Why Are They Still Important?
These meta descriptions (along with your page title) are the first glimpse that users have of what you have to offer. They appear on Google and other search engines, across other websites, and on social media channels.
So, obviously, you want to make a REALLY good impression.
Meta descriptions are not something you want to skimp on, trust me. Although they don't affect your rank in search engines, the do affect click-through rates, and click-through rates affect your inbound clientele.
The more descriptive and relevant you can be, the better. Here are some examples of good and bad meta descriptions.

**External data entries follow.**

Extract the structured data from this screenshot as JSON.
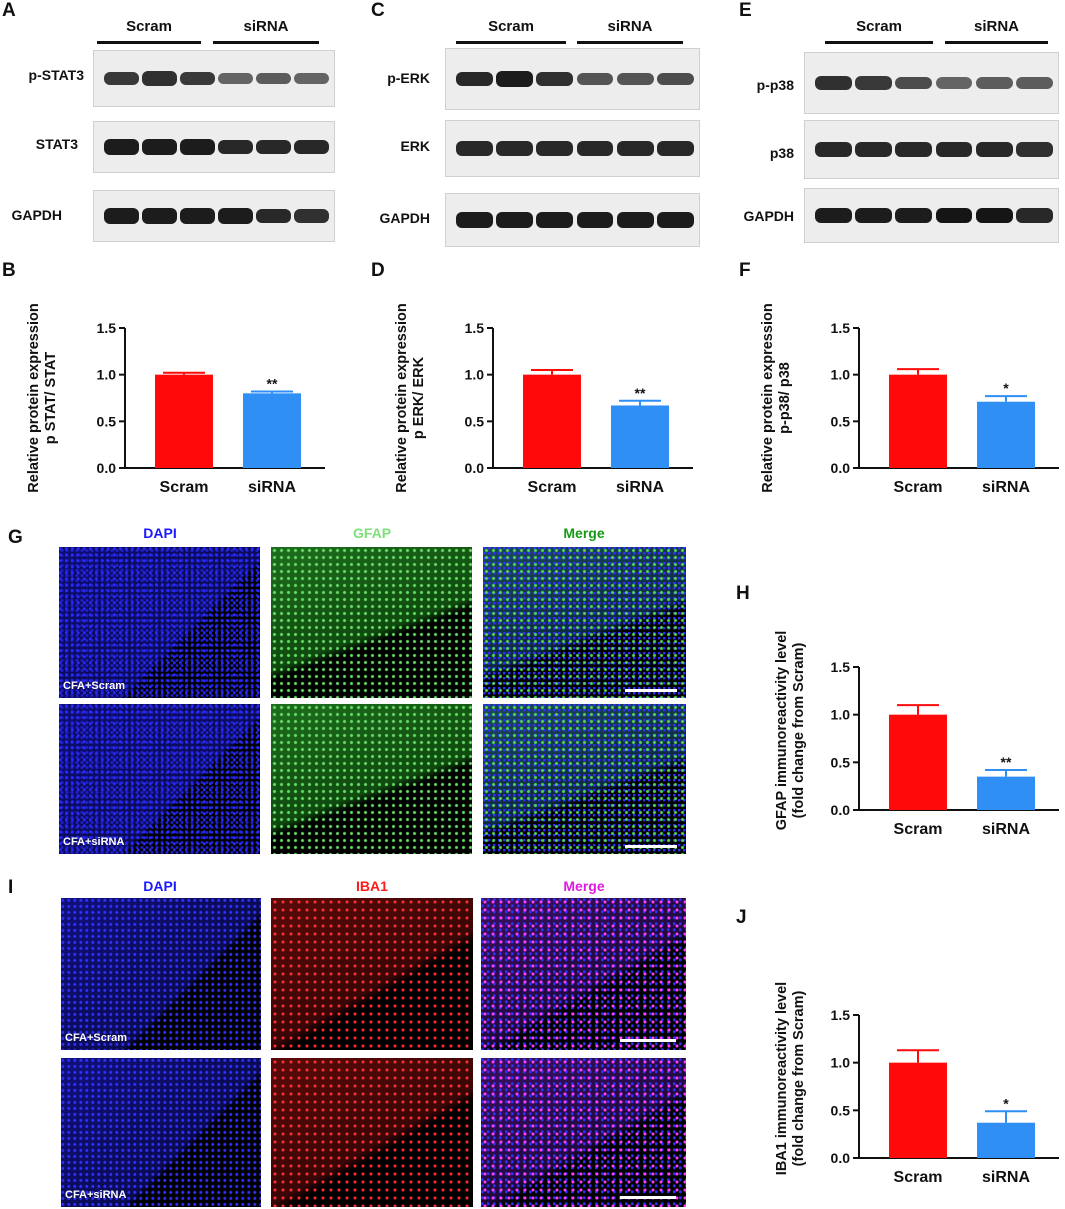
{
  "panel_letters": {
    "A": "A",
    "B": "B",
    "C": "C",
    "D": "D",
    "E": "E",
    "F": "F",
    "G": "G",
    "H": "H",
    "I": "I",
    "J": "J"
  },
  "groups": {
    "scram": "Scram",
    "sirna": "siRNA"
  },
  "blots": {
    "A": {
      "labels": [
        "p-STAT3",
        "STAT3",
        "GAPDH"
      ],
      "intensity": [
        [
          0.75,
          0.8,
          0.75,
          0.5,
          0.55,
          0.5
        ],
        [
          0.9,
          0.9,
          0.9,
          0.85,
          0.85,
          0.85
        ],
        [
          0.9,
          0.9,
          0.9,
          0.9,
          0.85,
          0.8
        ]
      ]
    },
    "C": {
      "labels": [
        "p-ERK",
        "ERK",
        "GAPDH"
      ],
      "intensity": [
        [
          0.85,
          0.9,
          0.8,
          0.6,
          0.6,
          0.65
        ],
        [
          0.85,
          0.85,
          0.85,
          0.85,
          0.85,
          0.85
        ],
        [
          0.9,
          0.9,
          0.9,
          0.9,
          0.9,
          0.9
        ]
      ]
    },
    "E": {
      "labels": [
        "p-p38",
        "p38",
        "GAPDH"
      ],
      "intensity": [
        [
          0.8,
          0.75,
          0.65,
          0.5,
          0.55,
          0.55
        ],
        [
          0.85,
          0.85,
          0.85,
          0.85,
          0.85,
          0.8
        ],
        [
          0.9,
          0.9,
          0.9,
          0.95,
          0.95,
          0.85
        ]
      ]
    }
  },
  "micro_headers": {
    "G": {
      "dapi": "DAPI",
      "marker": "GFAP",
      "merge": "Merge"
    },
    "I": {
      "dapi": "DAPI",
      "marker": "IBA1",
      "merge": "Merge"
    }
  },
  "micro_captions": {
    "scram": "CFA+Scram",
    "sirna": "CFA+siRNA"
  },
  "colors": {
    "scram": "#ff0a0a",
    "sirna": "#2f8ff5",
    "dapi": "#1a1aff",
    "gfap": "#7de07a",
    "merge_gfap": "#159a15",
    "iba1": "#ff1a1a",
    "merge_iba1": "#e01ae0"
  },
  "chart_data": [
    {
      "panel": "B",
      "type": "bar",
      "categories": [
        "Scram",
        "siRNA"
      ],
      "values": [
        1.0,
        0.8
      ],
      "errors": [
        0.02,
        0.02
      ],
      "sig": [
        "",
        "**"
      ],
      "ylabel": [
        "Relative protein expression",
        "p STAT/ STAT"
      ],
      "ylim": [
        0,
        1.5
      ],
      "yticks": [
        "0.0",
        "0.5",
        "1.0",
        "1.5"
      ]
    },
    {
      "panel": "D",
      "type": "bar",
      "categories": [
        "Scram",
        "siRNA"
      ],
      "values": [
        1.0,
        0.67
      ],
      "errors": [
        0.05,
        0.05
      ],
      "sig": [
        "",
        "**"
      ],
      "ylabel": [
        "Relative protein expression",
        "p ERK/ ERK"
      ],
      "ylim": [
        0,
        1.5
      ],
      "yticks": [
        "0.0",
        "0.5",
        "1.0",
        "1.5"
      ]
    },
    {
      "panel": "F",
      "type": "bar",
      "categories": [
        "Scram",
        "siRNA"
      ],
      "values": [
        1.0,
        0.71
      ],
      "errors": [
        0.06,
        0.06
      ],
      "sig": [
        "",
        "*"
      ],
      "ylabel": [
        "Relative protein expression",
        "p-p38/ p38"
      ],
      "ylim": [
        0,
        1.5
      ],
      "yticks": [
        "0.0",
        "0.5",
        "1.0",
        "1.5"
      ]
    },
    {
      "panel": "H",
      "type": "bar",
      "categories": [
        "Scram",
        "siRNA"
      ],
      "values": [
        1.0,
        0.35
      ],
      "errors": [
        0.1,
        0.07
      ],
      "sig": [
        "",
        "**"
      ],
      "ylabel": [
        "GFAP immunoreactivity level",
        "(fold change from Scram)"
      ],
      "ylim": [
        0,
        1.5
      ],
      "yticks": [
        "0.0",
        "0.5",
        "1.0",
        "1.5"
      ]
    },
    {
      "panel": "J",
      "type": "bar",
      "categories": [
        "Scram",
        "siRNA"
      ],
      "values": [
        1.0,
        0.37
      ],
      "errors": [
        0.13,
        0.12
      ],
      "sig": [
        "",
        "*"
      ],
      "ylabel": [
        "IBA1 immunoreactivity level",
        "(fold change from Scram)"
      ],
      "ylim": [
        0,
        1.5
      ],
      "yticks": [
        "0.0",
        "0.5",
        "1.0",
        "1.5"
      ]
    }
  ]
}
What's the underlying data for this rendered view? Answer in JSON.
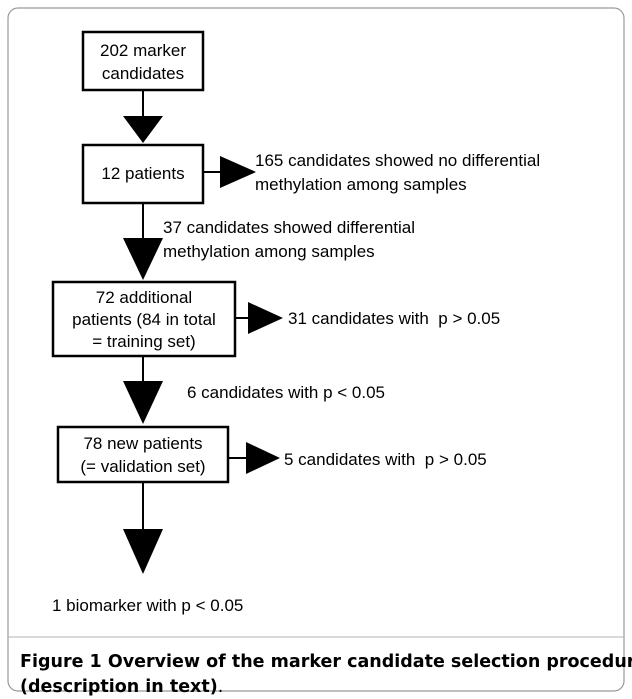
{
  "nodes": [
    {
      "lines": [
        "202 marker",
        "candidates"
      ]
    },
    {
      "lines": [
        "12 patients"
      ]
    },
    {
      "lines": [
        "72 additional",
        "patients (84 in total",
        "= training set)"
      ]
    },
    {
      "lines": [
        "78 new patients",
        "(= validation set)"
      ]
    }
  ],
  "outcomes": [
    {
      "lines": [
        "165 candidates showed no differential",
        "methylation among samples"
      ]
    },
    {
      "lines": [
        "37 candidates showed differential",
        "methylation among samples"
      ]
    },
    {
      "lines": [
        "31 candidates with  p > 0.05"
      ]
    },
    {
      "lines": [
        "6 candidates with p < 0.05"
      ]
    },
    {
      "lines": [
        "5 candidates with  p > 0.05"
      ]
    },
    {
      "lines": [
        "1 biomarker with p < 0.05"
      ]
    }
  ],
  "caption": {
    "label": "Figure 1",
    "title_lines": [
      "Overview of the marker candidate selection procedure",
      "(description in text)"
    ],
    "end": "."
  }
}
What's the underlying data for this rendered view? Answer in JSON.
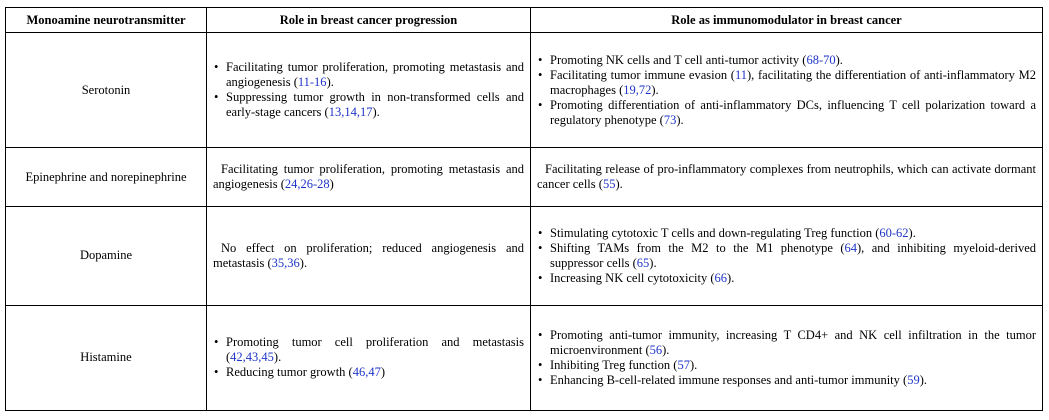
{
  "headers": {
    "col1": "Monoamine neurotransmitter",
    "col2": "Role in breast cancer progression",
    "col3": "Role as immunomodulator in breast cancer"
  },
  "rows": {
    "serotonin": {
      "name": "Serotonin",
      "progression": [
        {
          "text": "Facilitating tumor proliferation, promoting metastasis and angiogenesis (",
          "ref": "11-16",
          "tail": ")."
        },
        {
          "text": "Suppressing tumor growth in non-transformed cells and early-stage cancers (",
          "ref": "13,14,17",
          "tail": ")."
        }
      ],
      "immuno": [
        {
          "text": "Promoting NK cells and T cell anti-tumor activity (",
          "ref": "68-70",
          "tail": ")."
        },
        {
          "text": "Facilitating tumor immune evasion (",
          "ref": "11",
          "mid": "), facilitating the differentiation of anti-inflammatory M2 macrophages (",
          "ref2": "19,72",
          "tail": ")."
        },
        {
          "text": "Promoting differentiation of anti-inflammatory DCs, influencing T cell polarization toward a regulatory phenotype (",
          "ref": "73",
          "tail": ")."
        }
      ]
    },
    "epinephrine": {
      "name": "Epinephrine and norepinephrine",
      "progression": {
        "text": "Facilitating tumor proliferation, promoting metastasis and angiogenesis (",
        "ref": "24,26-28",
        "tail": ")"
      },
      "immuno": {
        "text": "Facilitating release of pro-inflammatory complexes from neutrophils, which can activate dormant cancer cells (",
        "ref": "55",
        "tail": ")."
      }
    },
    "dopamine": {
      "name": "Dopamine",
      "progression": {
        "text": "No effect on proliferation; reduced angiogenesis and metastasis (",
        "ref": "35,36",
        "tail": ")."
      },
      "immuno": [
        {
          "text": "Stimulating cytotoxic T cells and down-regulating Treg function (",
          "ref": "60-62",
          "tail": ")."
        },
        {
          "text": "Shifting TAMs from the M2 to the M1 phenotype (",
          "ref": "64",
          "mid": "), and inhibiting myeloid-derived suppressor cells (",
          "ref2": "65",
          "tail": ")."
        },
        {
          "text": "Increasing NK cell cytotoxicity (",
          "ref": "66",
          "tail": ")."
        }
      ]
    },
    "histamine": {
      "name": "Histamine",
      "progression": [
        {
          "text": "Promoting tumor cell proliferation and metastasis (",
          "ref": "42,43,45",
          "tail": ")."
        },
        {
          "text": "Reducing tumor growth (",
          "ref": "46,47",
          "tail": ")"
        }
      ],
      "immuno": [
        {
          "text": "Promoting anti-tumor immunity, increasing T CD4+ and NK cell infiltration in the tumor microenvironment (",
          "ref": "56",
          "tail": ")."
        },
        {
          "text": "Inhibiting Treg function (",
          "ref": "57",
          "tail": ")."
        },
        {
          "text": "Enhancing B-cell-related immune responses and anti-tumor immunity (",
          "ref": "59",
          "tail": ")."
        }
      ]
    }
  }
}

Meta Descriptions to Avoid...
Aren't helpful or attractive
If someone searches for "Best Mexican Food in Boise," they'd be much more likely to click on a meta description that said:
"Fried up in traditional Mexican spices that challenge any food connoisseurs taste buds, our dishes will satisfy..." rather than click on "Mexican food has come a long way since..."
They repeat the title
Not much to say here except that it's pretty obvious that you shouldn't do it.
They're too long
Keep your meta descriptions within the 159 character (including spaces) limit. If your meta descriptions get cut off at your clincher, that doesn't do much for you.
Mouth-Watering Meta Descriptions...
Appeal with emotive language
The best descriptions are ones that you can picture clearly in your mind, and that draw you to them.
Have a call to action
If you call, they will answer.
Give the full answer away
Although the point of this is to gain click-throughs, you'll find that you gain credibility with users when you give the full answer upfront. They may click-through to get a better explanation, and that works just as well.
Refuse to Give Meta the Boot
Invest effort into meta descriptions that encourage clicks; don't ignore them just because they aren't officially important to Google. As we stated earlier: they may not impact search rankings, but they do affect who is clicking through to your site. Every storefront has a window that displays its products in a way that appeals to those on the street. Meta descriptions are your window to internet passersby. Make sure it shows the best you have to offer!